Her husband clapped his mysterious applause once more and said, very loudly, “I like this good man!”

“Yes, Pa,” Malcolm said. The boy sipped, as children are required to, from a goblet of water. His father drank down wine.

M said, “He brings into the rooms of our house, the mortgage of which is paid off, I might say, with my wife’s largesse of resource and spirit, a kind of memento mori. And even though we break bread and chew and chew and chew at mutton, we are fortunate to be reminded of what I have called the charge through the hauntedness.”

I saw that Elizabeth had hung her head and so had Malcolm. Evidently, they were accustomed to but not reconciled with such an apparent welling of emotion as this.

“We should be grateful,” M said, “and we should be drinking.
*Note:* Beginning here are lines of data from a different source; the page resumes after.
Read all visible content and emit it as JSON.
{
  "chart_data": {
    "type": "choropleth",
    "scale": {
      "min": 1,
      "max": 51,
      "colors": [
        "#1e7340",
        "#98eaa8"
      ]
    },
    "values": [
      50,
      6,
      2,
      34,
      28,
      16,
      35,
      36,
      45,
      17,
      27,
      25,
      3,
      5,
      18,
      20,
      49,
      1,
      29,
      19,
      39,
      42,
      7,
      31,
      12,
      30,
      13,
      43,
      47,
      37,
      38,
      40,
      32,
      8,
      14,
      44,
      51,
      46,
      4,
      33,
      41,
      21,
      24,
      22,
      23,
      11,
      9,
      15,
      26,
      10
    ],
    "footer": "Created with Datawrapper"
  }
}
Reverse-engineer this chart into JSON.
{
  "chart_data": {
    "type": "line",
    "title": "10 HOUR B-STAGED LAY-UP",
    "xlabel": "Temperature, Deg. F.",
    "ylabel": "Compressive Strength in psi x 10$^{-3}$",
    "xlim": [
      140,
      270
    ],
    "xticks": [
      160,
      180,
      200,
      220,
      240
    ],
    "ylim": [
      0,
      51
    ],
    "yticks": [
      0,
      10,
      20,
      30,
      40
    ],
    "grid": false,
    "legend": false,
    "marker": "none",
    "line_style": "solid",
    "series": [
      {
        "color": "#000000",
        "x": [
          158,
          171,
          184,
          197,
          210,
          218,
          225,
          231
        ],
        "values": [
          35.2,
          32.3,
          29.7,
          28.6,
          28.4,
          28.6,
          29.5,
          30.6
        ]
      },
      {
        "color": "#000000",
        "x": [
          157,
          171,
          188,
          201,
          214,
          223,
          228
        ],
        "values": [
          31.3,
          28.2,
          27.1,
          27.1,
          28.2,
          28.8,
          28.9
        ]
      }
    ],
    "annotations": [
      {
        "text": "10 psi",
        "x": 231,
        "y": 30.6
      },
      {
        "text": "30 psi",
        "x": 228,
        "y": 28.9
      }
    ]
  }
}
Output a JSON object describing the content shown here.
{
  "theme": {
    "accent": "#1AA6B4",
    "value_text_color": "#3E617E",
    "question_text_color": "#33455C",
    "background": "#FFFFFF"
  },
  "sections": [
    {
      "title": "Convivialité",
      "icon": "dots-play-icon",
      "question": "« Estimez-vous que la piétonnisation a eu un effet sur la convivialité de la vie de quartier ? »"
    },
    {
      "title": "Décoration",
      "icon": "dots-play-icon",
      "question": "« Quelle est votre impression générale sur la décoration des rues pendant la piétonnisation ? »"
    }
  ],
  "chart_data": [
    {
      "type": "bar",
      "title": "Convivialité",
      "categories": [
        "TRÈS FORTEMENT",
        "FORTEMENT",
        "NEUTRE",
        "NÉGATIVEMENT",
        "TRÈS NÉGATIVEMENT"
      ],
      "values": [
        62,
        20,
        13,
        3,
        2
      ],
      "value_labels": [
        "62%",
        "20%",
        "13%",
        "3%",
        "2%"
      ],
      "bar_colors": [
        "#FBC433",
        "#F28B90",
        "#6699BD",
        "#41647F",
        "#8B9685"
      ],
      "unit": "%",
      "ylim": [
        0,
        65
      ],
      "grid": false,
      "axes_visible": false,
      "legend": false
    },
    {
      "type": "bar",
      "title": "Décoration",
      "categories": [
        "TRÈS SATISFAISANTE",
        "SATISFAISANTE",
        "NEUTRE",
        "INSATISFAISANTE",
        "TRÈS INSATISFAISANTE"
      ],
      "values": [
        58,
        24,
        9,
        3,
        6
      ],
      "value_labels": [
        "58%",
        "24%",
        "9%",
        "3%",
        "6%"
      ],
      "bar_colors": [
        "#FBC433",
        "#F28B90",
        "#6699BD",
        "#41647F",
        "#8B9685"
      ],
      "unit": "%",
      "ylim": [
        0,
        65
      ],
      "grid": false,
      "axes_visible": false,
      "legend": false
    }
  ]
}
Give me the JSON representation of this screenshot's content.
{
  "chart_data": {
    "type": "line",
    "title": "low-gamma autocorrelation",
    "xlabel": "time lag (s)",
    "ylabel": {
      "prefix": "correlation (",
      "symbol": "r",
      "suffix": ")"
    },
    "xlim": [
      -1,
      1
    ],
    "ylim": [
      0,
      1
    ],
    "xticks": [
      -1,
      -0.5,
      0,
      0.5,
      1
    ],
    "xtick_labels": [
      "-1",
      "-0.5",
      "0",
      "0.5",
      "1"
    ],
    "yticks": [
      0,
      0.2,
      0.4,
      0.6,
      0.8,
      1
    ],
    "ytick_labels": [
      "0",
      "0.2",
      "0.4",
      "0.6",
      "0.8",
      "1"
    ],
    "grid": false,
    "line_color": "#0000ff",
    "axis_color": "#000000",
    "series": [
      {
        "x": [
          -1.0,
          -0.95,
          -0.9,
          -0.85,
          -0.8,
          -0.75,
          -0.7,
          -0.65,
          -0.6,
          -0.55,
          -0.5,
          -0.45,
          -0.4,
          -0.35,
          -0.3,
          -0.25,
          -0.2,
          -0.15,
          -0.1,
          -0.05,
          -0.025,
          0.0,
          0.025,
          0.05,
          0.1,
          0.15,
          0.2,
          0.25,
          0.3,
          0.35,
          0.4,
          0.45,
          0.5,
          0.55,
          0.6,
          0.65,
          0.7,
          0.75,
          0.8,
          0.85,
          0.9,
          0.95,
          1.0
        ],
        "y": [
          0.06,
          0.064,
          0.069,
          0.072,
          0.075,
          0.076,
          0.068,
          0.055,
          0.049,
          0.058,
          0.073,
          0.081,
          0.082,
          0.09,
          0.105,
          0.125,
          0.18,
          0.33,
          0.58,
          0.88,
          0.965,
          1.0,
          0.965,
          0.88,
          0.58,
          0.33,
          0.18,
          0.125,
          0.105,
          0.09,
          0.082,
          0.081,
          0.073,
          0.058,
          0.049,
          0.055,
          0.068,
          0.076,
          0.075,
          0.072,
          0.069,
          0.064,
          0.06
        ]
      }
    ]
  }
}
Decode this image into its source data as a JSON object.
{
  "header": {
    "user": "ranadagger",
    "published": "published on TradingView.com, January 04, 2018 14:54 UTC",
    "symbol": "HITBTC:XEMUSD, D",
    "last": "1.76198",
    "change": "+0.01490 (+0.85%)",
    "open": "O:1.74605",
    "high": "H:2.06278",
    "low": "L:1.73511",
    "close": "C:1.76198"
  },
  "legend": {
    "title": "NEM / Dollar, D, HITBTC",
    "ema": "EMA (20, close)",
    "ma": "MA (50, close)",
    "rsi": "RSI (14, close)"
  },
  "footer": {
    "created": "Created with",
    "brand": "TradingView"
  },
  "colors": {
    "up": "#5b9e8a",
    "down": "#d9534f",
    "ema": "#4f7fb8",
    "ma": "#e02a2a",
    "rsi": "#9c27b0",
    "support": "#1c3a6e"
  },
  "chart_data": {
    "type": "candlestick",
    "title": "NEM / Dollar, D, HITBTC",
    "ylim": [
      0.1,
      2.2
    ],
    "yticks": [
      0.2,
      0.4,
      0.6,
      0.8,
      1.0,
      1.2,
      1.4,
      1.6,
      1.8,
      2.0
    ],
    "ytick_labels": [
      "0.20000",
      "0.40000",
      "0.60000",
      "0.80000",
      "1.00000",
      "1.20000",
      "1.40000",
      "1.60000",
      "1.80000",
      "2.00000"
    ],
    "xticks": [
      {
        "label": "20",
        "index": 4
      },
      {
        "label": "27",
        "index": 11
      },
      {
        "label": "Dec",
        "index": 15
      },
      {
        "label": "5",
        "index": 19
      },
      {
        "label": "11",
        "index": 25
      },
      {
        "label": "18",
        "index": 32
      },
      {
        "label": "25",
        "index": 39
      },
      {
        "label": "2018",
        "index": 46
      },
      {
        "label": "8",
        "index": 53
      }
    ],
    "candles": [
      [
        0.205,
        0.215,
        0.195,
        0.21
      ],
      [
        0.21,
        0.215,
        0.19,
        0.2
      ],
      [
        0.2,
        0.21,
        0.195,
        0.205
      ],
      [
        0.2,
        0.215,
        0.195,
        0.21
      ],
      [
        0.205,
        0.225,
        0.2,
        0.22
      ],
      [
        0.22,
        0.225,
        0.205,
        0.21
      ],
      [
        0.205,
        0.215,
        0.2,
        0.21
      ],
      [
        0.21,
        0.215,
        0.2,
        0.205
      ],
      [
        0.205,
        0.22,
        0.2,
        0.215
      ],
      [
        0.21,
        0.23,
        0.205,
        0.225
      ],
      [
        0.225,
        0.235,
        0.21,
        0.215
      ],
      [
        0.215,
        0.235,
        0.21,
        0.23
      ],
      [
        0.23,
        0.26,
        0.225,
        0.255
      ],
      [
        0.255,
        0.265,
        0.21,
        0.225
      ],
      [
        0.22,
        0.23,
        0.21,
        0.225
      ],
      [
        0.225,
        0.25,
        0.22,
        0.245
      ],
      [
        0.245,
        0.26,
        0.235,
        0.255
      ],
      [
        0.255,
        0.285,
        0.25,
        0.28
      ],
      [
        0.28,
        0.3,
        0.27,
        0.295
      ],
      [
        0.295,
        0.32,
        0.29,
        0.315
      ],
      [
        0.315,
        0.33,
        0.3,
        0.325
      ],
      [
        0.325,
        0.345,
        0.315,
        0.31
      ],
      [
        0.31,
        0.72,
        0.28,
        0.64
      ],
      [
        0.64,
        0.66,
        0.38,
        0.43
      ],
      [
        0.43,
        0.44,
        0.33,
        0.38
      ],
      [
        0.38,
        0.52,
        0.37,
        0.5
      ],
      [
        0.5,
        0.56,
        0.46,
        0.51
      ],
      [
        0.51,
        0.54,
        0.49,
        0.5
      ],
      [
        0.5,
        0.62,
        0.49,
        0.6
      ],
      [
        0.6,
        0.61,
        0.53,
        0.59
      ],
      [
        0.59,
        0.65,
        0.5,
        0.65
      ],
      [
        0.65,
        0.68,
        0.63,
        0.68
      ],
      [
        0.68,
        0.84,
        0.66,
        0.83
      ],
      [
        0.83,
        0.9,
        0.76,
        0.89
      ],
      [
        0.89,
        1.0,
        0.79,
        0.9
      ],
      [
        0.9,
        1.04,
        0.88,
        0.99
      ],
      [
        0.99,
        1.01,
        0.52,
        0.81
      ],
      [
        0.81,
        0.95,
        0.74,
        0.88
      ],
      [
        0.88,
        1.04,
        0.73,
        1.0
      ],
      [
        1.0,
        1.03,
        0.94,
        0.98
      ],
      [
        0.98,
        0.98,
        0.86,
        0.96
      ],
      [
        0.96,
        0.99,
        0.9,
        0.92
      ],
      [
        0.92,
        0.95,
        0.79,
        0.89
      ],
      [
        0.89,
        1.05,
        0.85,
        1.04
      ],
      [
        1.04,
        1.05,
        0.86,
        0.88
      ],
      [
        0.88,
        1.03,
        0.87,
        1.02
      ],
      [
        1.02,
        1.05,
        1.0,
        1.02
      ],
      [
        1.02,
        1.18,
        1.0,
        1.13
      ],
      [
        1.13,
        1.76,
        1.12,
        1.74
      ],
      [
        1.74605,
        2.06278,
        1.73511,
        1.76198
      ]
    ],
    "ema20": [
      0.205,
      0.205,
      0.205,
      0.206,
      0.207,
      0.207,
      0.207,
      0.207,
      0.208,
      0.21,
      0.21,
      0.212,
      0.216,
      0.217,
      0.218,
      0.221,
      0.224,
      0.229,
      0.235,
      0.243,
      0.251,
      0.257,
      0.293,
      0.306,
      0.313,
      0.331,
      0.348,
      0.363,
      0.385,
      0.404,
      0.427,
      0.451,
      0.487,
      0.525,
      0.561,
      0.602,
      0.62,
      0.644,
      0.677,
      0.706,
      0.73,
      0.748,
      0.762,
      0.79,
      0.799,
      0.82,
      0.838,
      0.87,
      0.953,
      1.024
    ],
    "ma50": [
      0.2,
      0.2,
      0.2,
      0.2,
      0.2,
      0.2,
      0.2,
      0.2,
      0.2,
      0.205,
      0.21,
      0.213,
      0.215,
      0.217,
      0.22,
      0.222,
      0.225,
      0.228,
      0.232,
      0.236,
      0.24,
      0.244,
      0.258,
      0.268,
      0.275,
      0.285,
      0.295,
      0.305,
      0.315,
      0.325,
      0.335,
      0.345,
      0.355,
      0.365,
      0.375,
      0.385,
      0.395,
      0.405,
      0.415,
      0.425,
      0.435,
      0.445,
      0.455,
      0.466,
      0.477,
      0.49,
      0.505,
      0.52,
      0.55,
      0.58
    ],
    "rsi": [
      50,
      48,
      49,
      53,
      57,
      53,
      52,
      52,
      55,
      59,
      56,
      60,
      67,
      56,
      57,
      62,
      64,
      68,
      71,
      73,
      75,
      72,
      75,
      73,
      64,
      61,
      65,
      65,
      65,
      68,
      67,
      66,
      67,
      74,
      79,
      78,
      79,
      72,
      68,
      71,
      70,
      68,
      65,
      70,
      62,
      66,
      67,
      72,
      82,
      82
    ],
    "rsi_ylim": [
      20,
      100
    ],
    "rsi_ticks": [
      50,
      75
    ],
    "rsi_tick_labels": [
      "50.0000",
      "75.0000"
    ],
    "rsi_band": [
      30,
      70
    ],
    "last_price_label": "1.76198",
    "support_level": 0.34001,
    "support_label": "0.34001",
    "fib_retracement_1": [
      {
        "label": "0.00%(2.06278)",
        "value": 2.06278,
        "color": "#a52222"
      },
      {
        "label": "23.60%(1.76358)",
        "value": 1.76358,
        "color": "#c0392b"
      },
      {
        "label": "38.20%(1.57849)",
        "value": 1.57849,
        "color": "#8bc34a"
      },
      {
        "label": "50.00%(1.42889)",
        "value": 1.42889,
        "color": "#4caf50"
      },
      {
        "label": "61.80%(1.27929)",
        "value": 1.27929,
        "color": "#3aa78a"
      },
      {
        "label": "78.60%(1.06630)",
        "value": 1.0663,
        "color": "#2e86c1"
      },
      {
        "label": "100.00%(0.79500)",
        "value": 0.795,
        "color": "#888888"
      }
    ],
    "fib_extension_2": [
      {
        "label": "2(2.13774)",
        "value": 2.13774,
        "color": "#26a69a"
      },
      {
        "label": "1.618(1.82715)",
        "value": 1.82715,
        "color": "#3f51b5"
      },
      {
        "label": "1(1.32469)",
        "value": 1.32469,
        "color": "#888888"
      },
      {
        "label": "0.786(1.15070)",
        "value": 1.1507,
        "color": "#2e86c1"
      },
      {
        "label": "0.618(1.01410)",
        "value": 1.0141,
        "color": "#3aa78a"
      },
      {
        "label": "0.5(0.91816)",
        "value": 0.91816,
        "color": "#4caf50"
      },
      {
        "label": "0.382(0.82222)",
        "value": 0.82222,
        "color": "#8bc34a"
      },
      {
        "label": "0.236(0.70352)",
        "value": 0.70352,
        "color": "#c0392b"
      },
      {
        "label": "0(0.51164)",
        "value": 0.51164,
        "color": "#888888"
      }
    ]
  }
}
I propose a toast.” He raised his glass, and so did they, then so did I. “To William Bartholomew, soldier, warrior, deliverer of bleak truths. To wit”—I tired of holding my glass aloft, particularly in my own name, and I brought it down; the others, in a strange obedience, held theirs in the air—“the churches are by and large occupied by scoundrels and cowards; the libraries are by and large occupied by frauds, villainies, and the language of spun sugar; the newspapers are filled, by and large, with canards, lies, and self-congratulation.